A Liberty supermarket, a Dog-n-Suds restaurant, and a drug store were among the businesses that were filled with customers when the storm came barreling through. A dozen people at Candlestick were killed.

But it wasn’t just the shopping center.

Before the twister got there, it took down WLBT’s 16-hundred-foot tall transmitting tower southeast of Raymond, knocking the station off the air.

It eventually crossed into Rankin County, leveling homes, trees, and farm buildings as it skipped across the landscape.

Statewide, the tornado was blamed for 57 deaths.

That storm ultimately led WLBT to acquire its own radar that could see bad weather long before it got here.

It was called “Radar 3,” and it was installed in 1970 with weatherman Woodie Assaf at the controls.

“Storms, bad weather, even tornadoes can be picked up 250 miles away from Jackson,” Assaf said.

Radar 3 remained in use for nearly 30 years until more powerful Doppler radar came along.
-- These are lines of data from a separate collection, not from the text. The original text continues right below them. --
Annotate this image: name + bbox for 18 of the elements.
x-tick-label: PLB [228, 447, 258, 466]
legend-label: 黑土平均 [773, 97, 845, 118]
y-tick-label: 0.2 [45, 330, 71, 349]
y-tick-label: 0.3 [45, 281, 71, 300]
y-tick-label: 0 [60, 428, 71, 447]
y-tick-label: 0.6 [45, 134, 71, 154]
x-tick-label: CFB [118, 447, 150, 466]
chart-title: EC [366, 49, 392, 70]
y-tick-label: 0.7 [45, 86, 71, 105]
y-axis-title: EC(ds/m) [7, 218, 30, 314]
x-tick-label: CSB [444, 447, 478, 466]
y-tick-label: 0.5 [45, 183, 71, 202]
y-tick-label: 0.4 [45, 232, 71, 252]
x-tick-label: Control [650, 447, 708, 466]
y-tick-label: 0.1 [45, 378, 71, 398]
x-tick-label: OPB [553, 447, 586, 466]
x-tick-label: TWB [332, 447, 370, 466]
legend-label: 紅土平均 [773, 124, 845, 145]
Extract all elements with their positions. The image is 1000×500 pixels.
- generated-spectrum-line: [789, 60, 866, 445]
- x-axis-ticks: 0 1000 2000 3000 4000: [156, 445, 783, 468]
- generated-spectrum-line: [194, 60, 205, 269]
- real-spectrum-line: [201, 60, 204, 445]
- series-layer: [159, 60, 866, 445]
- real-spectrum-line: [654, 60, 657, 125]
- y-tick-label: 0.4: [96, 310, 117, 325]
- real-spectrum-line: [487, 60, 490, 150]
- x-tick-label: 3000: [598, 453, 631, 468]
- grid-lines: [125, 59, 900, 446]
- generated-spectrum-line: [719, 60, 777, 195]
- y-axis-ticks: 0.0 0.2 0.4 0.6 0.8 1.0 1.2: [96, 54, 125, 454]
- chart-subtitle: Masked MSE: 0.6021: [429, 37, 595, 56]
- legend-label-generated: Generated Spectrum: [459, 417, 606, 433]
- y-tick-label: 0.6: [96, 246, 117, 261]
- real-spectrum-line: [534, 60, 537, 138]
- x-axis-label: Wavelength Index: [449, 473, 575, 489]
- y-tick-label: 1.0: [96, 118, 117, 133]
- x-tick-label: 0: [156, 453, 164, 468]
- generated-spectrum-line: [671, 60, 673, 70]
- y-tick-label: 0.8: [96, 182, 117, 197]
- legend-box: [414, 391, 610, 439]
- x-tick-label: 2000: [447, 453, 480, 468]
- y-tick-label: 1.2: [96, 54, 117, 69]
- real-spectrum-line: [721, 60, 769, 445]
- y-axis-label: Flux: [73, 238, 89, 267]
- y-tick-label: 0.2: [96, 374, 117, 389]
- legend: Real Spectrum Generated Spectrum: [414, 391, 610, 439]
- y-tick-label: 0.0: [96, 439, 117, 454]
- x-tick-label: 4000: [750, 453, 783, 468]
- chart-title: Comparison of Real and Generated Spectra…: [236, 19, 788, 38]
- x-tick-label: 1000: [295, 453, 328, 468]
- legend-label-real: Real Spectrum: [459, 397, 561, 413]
In 2002, Lorian Hemingway, granddaughter of the famous writer Earnest Hemingway, wrote a book about the Candlestick Park tornado. She had grown up in south Jackson and told reporter Bert Case she was always haunted by that storm.

A handful of people still gather each March 3 to remember those who died at Candlestick Park in 1966 and they’re grateful for the strides made in weather-prediction technology each year since.